Fryman spent minutes looking at the die-cast cars in the gas station market, counting them up individually to get an overall price. They are $8 a piece, a price he can’t justify. His favorite, which he picked up immediately, is a yellow taxi. “I love it because its doors open and close,” he said.
Fryman has many people’s names tattooed on his arms, from his mom and his dad to his cousins to the wife he had for one day. “I married her, took her to bed, and then annulled it,” Fryman said. “Her brother watched us, and after it was over I asked if he learned anything.” The tattoos help him remember and cherish these family members, as his parents and several of his siblings have passed away.

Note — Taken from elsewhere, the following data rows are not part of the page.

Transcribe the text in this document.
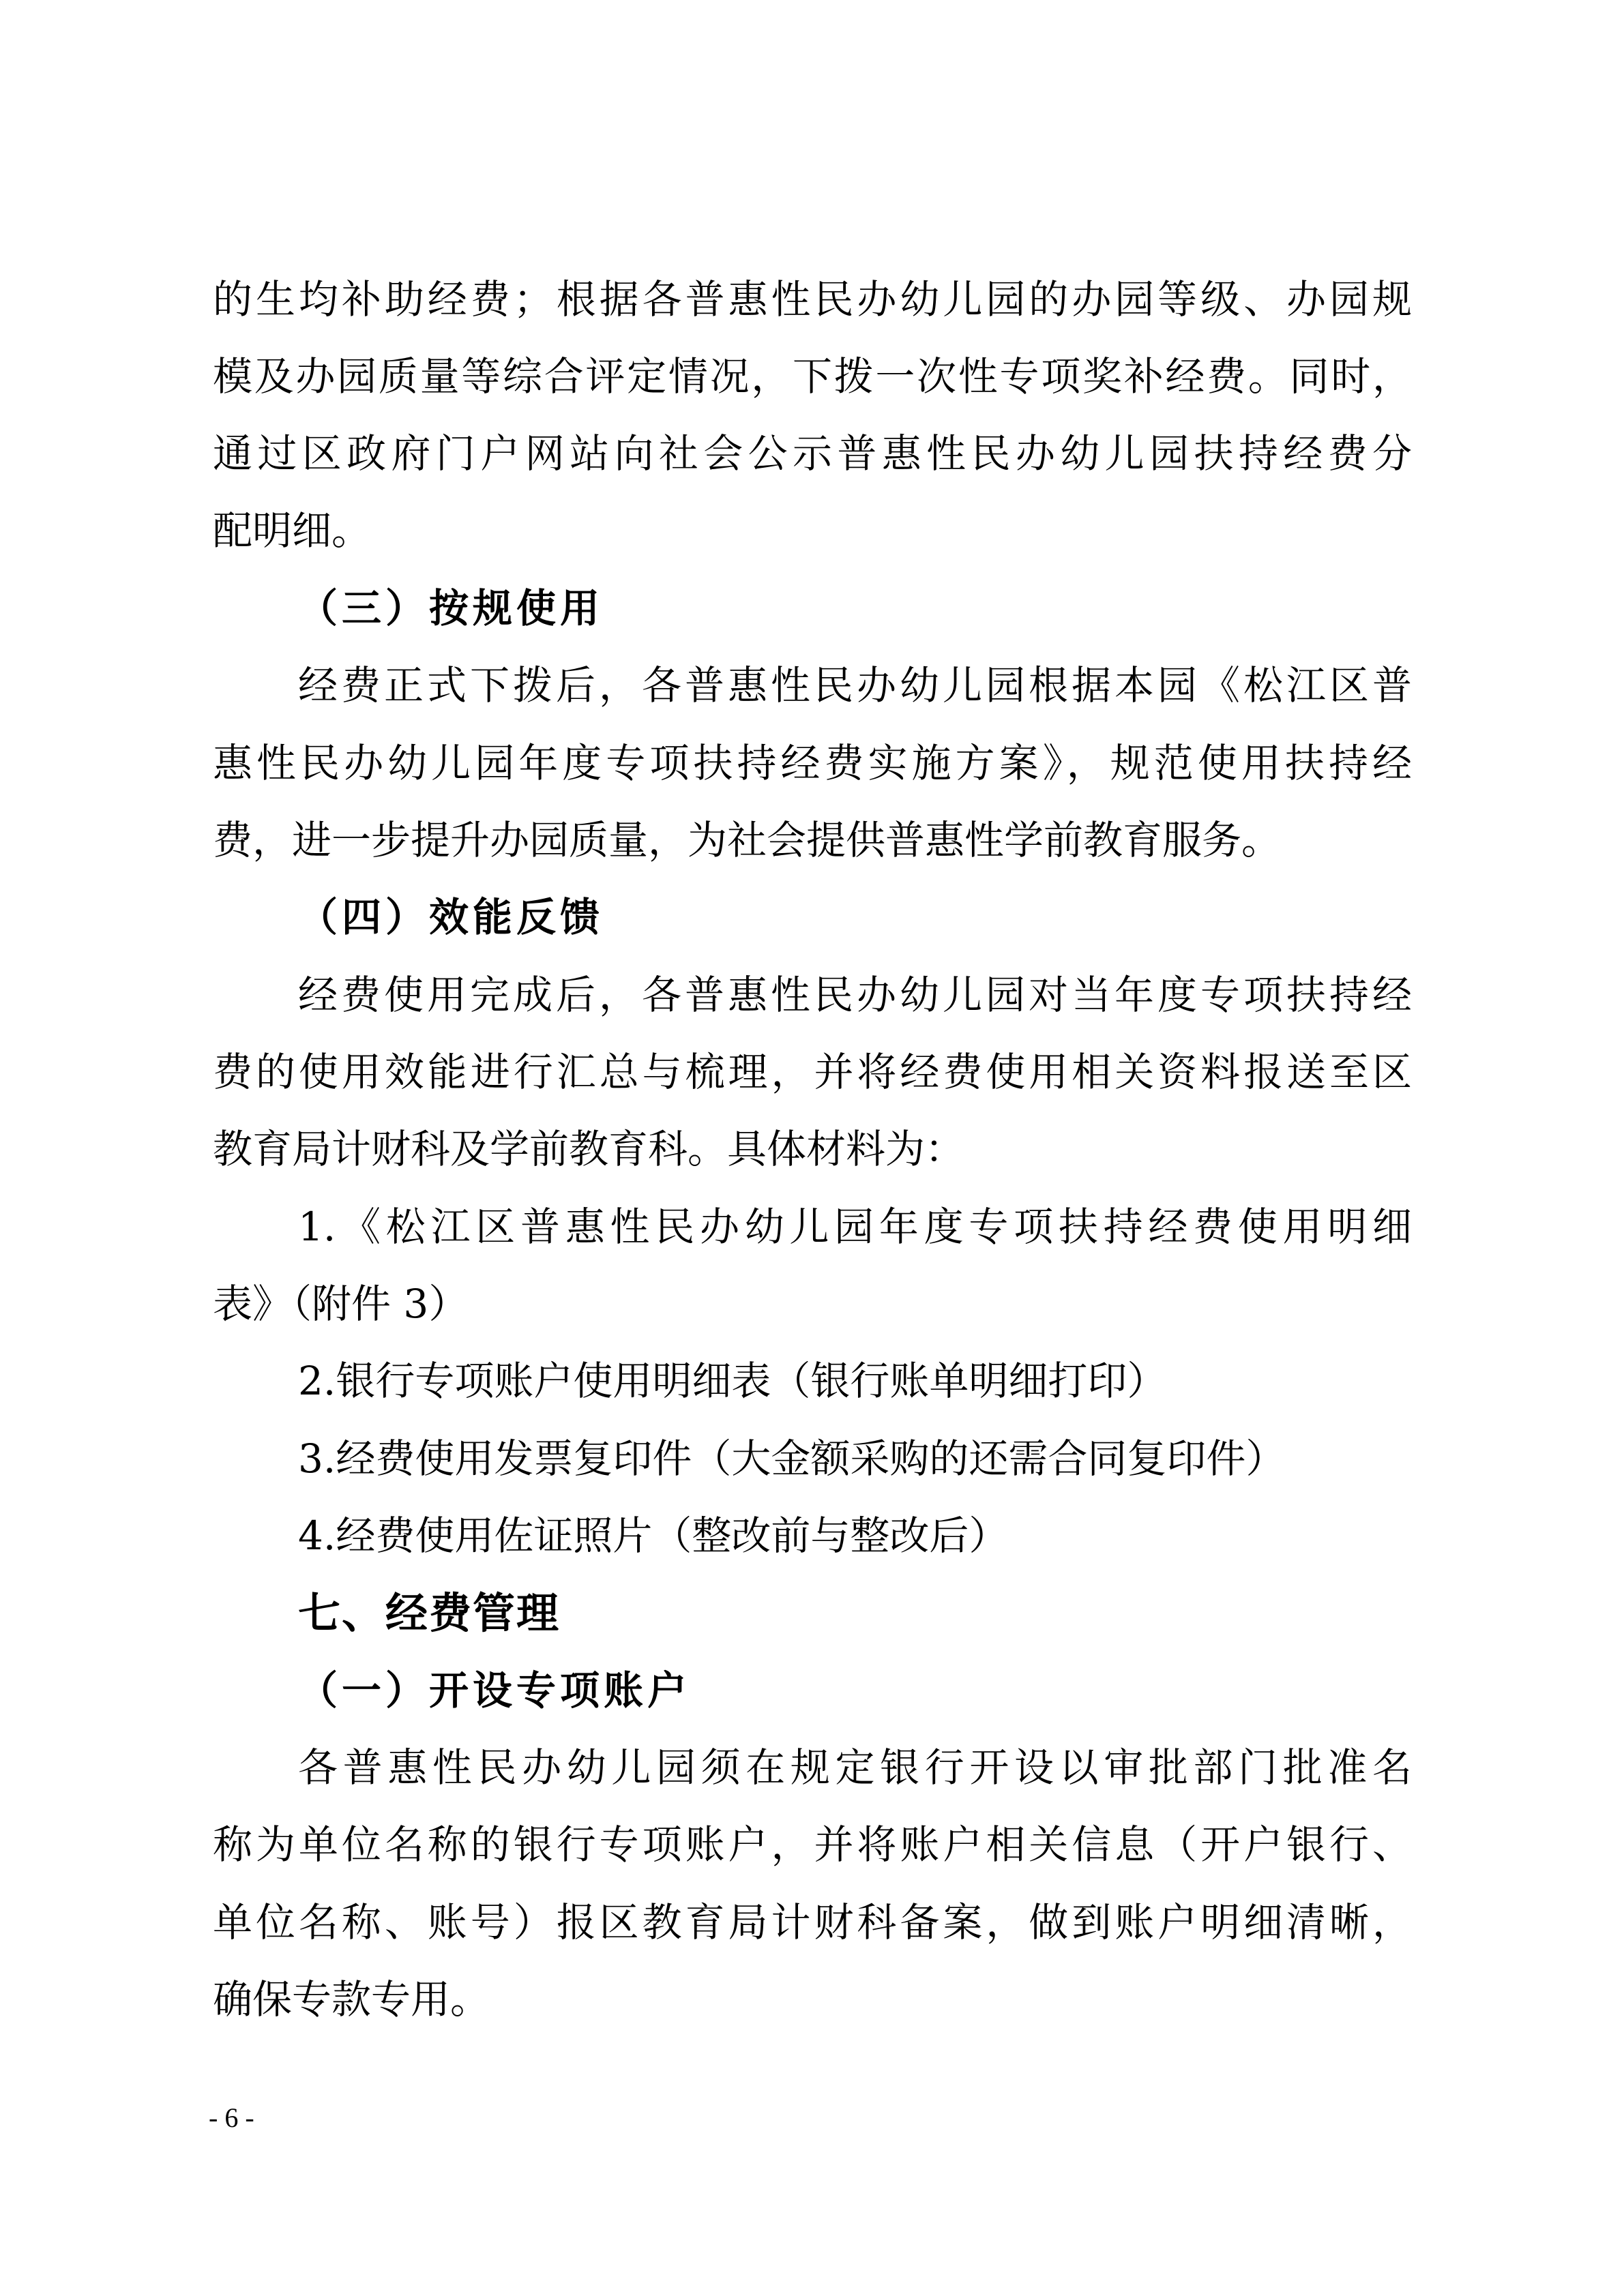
的生均补助经费；根据各普惠性民办幼儿园的办园等级、办园规
模及办园质量等综合评定情况，下拨一次性专项奖补经费。同时，
通过区政府门户网站向社会公示普惠性民办幼儿园扶持经费分
配明细。
（三）按规使用
经费正式下拨后，各普惠性民办幼儿园根据本园《松江区普
惠性民办幼儿园年度专项扶持经费实施方案》，规范使用扶持经
费，进一步提升办园质量，为社会提供普惠性学前教育服务。
（四）效能反馈
经费使用完成后，各普惠性民办幼儿园对当年度专项扶持经
费的使用效能进行汇总与梳理，并将经费使用相关资料报送至区
教育局计财科及学前教育科。具体材料为：
1.《松江区普惠性民办幼儿园年度专项扶持经费使用明细
表》（附件 3）
2.银行专项账户使用明细表（银行账单明细打印）
3.经费使用发票复印件（大金额采购的还需合同复印件）
4.经费使用佐证照片（整改前与整改后）
七、经费管理
（一）开设专项账户
各普惠性民办幼儿园须在规定银行开设以审批部门批准名
称为单位名称的银行专项账户，并将账户相关信息（开户银行、
单位名称、账号）报区教育局计财科备案，做到账户明细清晰，
确保专款专用。
- 6 -
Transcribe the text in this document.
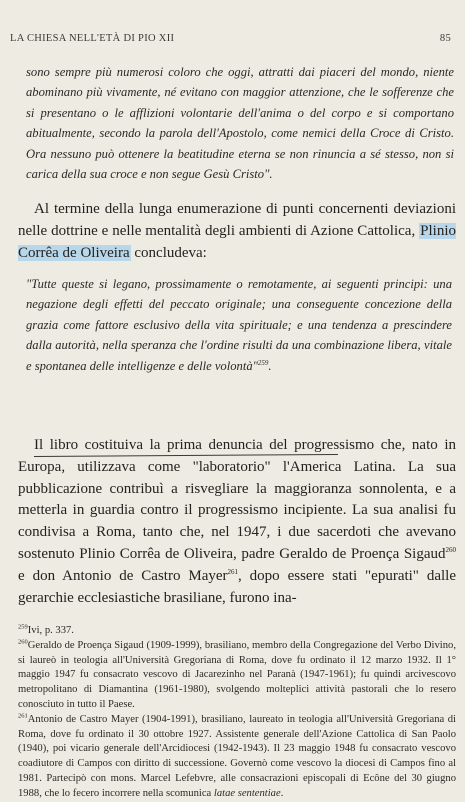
LA CHIESA NELL'ETÀ DI PIO XII	85

sono sempre più numerosi coloro che oggi, attratti dai piaceri del mondo, niente abominano più vivamente, né evitano con maggior attenzione, che le sofferenze che si presentano o le afflizioni volontarie dell'anima o del corpo e si comportano abitualmente, secondo la parola dell'Apostolo, come nemici della Croce di Cristo. Ora nessuno può ottenere la beatitudine eterna se non rinuncia a sé stesso, non si carica della sua croce e non segue Gesù Cristo".

Al termine della lunga enumerazione di punti concernenti deviazioni nelle dottrine e nelle mentalità degli ambienti di Azione Cattolica, Plinio Corrêa de Oliveira concludeva:

"Tutte queste si legano, prossimamente o remotamente, ai seguenti principi: una negazione degli effetti del peccato originale; una conseguente concezione della grazia come fattore esclusivo della vita spirituale; e una tendenza a prescindere dalla autorità, nella speranza che l'ordine risulti da una combinazione libera, vitale e spontanea delle intelligenze e delle volontà"$^{259}$.

Il libro costituiva la prima denuncia del progressismo che, nato in Europa, utilizzava come "laboratorio" l'America Latina. La sua pubblicazione contribuì a risvegliare la maggioranza sonnolenta, e a metterla in guardia contro il progressismo incipiente. La sua analisi fu condivisa a Roma, tanto che, nel 1947, i due sacerdoti che avevano sostenuto Plinio Corrêa de Oliveira, padre Geraldo de Proença Sigaud$^{260}$ e don Antonio de Castro Mayer$^{261}$, dopo essere stati "epurati" dalle gerarchie ecclesiastiche brasiliane, furono ina-

$^{259}$Ivi, p. 337.

$^{260}$Geraldo de Proença Sigaud (1909-1999), brasiliano, membro della Congregazione del Verbo Divino, si laureò in teologia all'Università Gregoriana di Roma, dove fu ordinato il 12 marzo 1932. Il 1° maggio 1947 fu consacrato vescovo di Jacarezinho nel Paranà (1947-1961); fu quindi arcivescovo metropolitano di Diamantina (1961-1980), svolgendo molteplici attività pastorali che lo resero conosciuto in tutto il Paese.

$^{261}$Antonio de Castro Mayer (1904-1991), brasiliano, laureato in teologia all'Università Gregoriana di Roma, dove fu ordinato il 30 ottobre 1927. Assistente generale dell'Azione Cattolica di San Paolo (1940), poi vicario generale dell'Arcidiocesi (1942-1943). Il 23 maggio 1948 fu consacrato vescovo coadiutore di Campos con diritto di successione. Governò come vescovo la diocesi di Campos fino al 1981. Partecipò con mons. Marcel Lefebvre, alle consacrazioni episcopali di Ecône del 30 giugno 1988, che lo fecero incorrere nella scomunica latae sententiae.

Fryman puts his belt back on after determining he has no more room in his storage locker. He wraps his keys around his belt loop to ensure he doesn’t lose them while bending over to pick up items along the road or in the trash.
In one of the last stops of the day, Fryman checks the garbage can of the Family Dollar grocery store. Instead of only taking items out, Fryman also trashed an item here: a bottle of medicine. He found it while picking up cans from the gas station parking lot, and he immediately knew he couldn’t keep someone else’s prescription. “Take my picture, that way we have proof that I got rid of it,” Fryman said. As much as making money, he sees his mission as keeping the town clean, from the sidewalks to the trash cans.